Scarborough Maritime Heritage Centre
- Established: 12 December 2009
- Location: Scarborough, England
- Coordinates: 54°17′01″N 0°23′41″W﻿ / ﻿54.283483°N 0.394665°W
- Website: Official website

= Scarborough Maritime Heritage Centre =

Museum in Scarborough, North Yorkshire, England

The Scarborough Maritime Heritage Centre (SMHC), is a museum situated in Scarborough, North Yorkshire, England, and opened on 12 December 2009. The centre reveals the town's maritime history to residents and visitors. Five years in the making, this "museum of the sea" has gathered a huge collection of photographs, historical documents and artefacts about Scarborough's and Yorkshire's coast maritime life.

==About==
The Scarborough Maritime Heritage Centre was officially opened by the mayor of Scarborough, Councillor Bill Chatt in 2009. It became a registered charity on 11 November 2011, and is listed on the Localgiving.com website.

The SMHC won the Scarborough Mayor’s Big Thank You award for Artistic and Cultural Development three times in a row between 2010 and 2012, and the Max Payne Award for Outstanding Achievement. The SMHC website was voted 'Best Maritime Family History' website by the BBC TV's Who Do You Think You Are magazine readers in 2011. In 2016, Scarborough Maritime Heritage Centre received the Queen's Award for voluntary service. The highest honour, which a voluntary organisation can achieve.
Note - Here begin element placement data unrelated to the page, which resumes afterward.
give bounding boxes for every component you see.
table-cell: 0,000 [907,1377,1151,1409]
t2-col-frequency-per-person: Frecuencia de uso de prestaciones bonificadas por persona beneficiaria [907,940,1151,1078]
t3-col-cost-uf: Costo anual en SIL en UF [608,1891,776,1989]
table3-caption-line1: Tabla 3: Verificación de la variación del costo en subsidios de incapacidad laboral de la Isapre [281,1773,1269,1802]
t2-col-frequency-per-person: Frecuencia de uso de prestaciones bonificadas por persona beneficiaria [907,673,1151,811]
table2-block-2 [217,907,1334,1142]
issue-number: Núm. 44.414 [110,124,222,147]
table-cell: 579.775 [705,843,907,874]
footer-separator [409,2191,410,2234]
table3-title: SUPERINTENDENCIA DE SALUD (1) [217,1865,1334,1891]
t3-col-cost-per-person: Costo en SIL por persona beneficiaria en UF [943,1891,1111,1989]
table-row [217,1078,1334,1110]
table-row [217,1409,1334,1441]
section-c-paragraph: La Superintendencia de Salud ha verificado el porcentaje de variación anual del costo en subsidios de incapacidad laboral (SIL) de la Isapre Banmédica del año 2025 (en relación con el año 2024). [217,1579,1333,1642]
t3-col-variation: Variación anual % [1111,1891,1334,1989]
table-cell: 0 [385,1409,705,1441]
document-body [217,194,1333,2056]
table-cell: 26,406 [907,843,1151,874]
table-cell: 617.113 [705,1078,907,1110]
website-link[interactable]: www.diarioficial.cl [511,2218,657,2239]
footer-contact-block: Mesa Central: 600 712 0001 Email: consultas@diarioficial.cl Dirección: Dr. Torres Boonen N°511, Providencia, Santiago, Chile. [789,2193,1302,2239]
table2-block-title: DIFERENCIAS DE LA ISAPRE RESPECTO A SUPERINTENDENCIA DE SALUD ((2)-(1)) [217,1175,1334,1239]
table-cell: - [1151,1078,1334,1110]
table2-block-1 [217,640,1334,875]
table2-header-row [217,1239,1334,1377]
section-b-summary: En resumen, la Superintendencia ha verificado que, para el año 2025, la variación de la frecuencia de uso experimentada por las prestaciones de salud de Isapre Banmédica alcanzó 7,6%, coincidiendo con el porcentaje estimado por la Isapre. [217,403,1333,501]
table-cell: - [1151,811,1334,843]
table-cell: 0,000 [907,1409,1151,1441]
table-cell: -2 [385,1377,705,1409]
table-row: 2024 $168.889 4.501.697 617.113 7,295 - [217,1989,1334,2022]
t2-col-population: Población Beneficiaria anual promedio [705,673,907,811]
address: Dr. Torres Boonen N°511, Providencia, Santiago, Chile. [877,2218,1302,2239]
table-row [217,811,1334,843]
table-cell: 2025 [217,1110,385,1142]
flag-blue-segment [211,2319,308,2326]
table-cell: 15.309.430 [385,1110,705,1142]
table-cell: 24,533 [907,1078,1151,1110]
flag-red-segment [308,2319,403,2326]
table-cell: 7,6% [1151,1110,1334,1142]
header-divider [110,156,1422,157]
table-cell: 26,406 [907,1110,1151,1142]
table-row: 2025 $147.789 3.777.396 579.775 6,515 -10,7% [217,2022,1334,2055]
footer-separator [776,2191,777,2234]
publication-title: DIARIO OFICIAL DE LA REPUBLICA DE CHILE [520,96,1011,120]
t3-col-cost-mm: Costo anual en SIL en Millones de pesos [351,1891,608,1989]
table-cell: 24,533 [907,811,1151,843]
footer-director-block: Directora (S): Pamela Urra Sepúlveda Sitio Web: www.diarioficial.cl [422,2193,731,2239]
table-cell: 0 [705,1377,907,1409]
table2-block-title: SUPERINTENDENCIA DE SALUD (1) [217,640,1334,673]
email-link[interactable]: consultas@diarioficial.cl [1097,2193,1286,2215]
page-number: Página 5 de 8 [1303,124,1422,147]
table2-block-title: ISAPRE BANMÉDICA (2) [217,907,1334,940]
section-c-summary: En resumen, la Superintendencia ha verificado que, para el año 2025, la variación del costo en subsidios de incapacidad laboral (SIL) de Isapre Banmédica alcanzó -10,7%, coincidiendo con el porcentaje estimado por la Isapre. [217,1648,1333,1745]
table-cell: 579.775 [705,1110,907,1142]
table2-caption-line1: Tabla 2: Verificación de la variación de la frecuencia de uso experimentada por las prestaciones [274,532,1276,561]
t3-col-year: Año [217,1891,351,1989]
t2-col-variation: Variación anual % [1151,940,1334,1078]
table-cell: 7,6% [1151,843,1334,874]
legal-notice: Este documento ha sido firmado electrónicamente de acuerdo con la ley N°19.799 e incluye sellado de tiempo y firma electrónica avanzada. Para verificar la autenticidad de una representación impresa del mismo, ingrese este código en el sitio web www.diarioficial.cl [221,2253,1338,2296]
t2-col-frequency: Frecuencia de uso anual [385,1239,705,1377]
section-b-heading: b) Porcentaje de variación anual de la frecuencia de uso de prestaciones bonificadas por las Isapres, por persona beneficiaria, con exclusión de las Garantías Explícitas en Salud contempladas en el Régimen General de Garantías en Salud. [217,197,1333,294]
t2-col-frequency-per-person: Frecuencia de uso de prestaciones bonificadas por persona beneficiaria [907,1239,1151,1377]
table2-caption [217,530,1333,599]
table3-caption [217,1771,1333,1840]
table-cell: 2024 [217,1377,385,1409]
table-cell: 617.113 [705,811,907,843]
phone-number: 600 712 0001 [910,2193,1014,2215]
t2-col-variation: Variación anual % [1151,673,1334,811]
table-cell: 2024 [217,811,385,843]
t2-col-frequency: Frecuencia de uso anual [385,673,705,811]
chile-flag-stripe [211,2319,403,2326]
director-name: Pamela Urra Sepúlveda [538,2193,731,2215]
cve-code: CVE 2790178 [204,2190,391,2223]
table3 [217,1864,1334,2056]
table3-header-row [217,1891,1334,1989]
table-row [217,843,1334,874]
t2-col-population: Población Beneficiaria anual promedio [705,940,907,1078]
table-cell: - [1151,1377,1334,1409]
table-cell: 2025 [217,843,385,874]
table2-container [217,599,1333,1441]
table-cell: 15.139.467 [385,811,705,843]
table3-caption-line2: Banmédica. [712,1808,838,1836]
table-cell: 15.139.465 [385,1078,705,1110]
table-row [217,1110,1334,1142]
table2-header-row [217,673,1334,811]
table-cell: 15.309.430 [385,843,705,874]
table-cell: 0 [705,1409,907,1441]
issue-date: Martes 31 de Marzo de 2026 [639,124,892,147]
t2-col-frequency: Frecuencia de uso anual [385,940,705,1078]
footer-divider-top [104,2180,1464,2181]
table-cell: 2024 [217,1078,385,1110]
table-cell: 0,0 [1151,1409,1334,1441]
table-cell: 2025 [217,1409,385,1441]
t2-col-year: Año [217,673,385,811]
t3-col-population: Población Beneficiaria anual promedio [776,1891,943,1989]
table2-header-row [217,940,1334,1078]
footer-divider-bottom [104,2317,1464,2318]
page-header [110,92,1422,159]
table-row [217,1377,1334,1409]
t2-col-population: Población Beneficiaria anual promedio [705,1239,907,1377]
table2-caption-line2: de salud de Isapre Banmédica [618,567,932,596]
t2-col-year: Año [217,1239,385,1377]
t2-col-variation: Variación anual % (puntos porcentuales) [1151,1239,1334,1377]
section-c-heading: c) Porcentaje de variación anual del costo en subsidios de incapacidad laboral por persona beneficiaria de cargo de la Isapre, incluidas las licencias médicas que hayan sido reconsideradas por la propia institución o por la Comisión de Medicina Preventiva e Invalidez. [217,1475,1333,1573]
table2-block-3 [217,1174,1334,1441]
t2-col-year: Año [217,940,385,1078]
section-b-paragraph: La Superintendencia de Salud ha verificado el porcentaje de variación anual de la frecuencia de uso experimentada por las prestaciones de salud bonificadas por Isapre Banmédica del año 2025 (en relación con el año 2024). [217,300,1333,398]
The centre is run by a group of Directors, Committee Members and Trustees along with 24 volunteers who staff the Centre during its opening hours. The centre is open on Wednesdays to Sundays and entrance is free.

==Founding Members==
- Mark Vesey, Chairman
- Lindy Rowley, Vice-Chairman
- John Rushton
- David Normandale
- Jim Spencer
- Maria Royle
- Faith Young, Secretary

==Activity==
The Scarborough Maritime Heritage Centre works in close partnership with the local community and is actively engaged in promoting the town's historical and cultural life, participating in major annual events such as Coastival, Armed Forces Day and SeaFest.

They organise exhibitions and events to share information with people who are interested in the history of Scarborough, North Yorkshire. They display a variety of documents and memorabilia, as well as oral history recordings from previous generations.

Exhibitions change every 3 months and have included topics such as: Shipbuilding, Superstitions, Smuggling, World War One and the 1914 bombardment, Tuna & Herring fishing, The RNLI lifeboat, Royal Naval Patrol Service, Maritime Artists and even the town's connections to the Titanic. Members of the public who are interested in sharing their stories or knowledge are able to donate or lend memorabilia to the Centre for other people to see.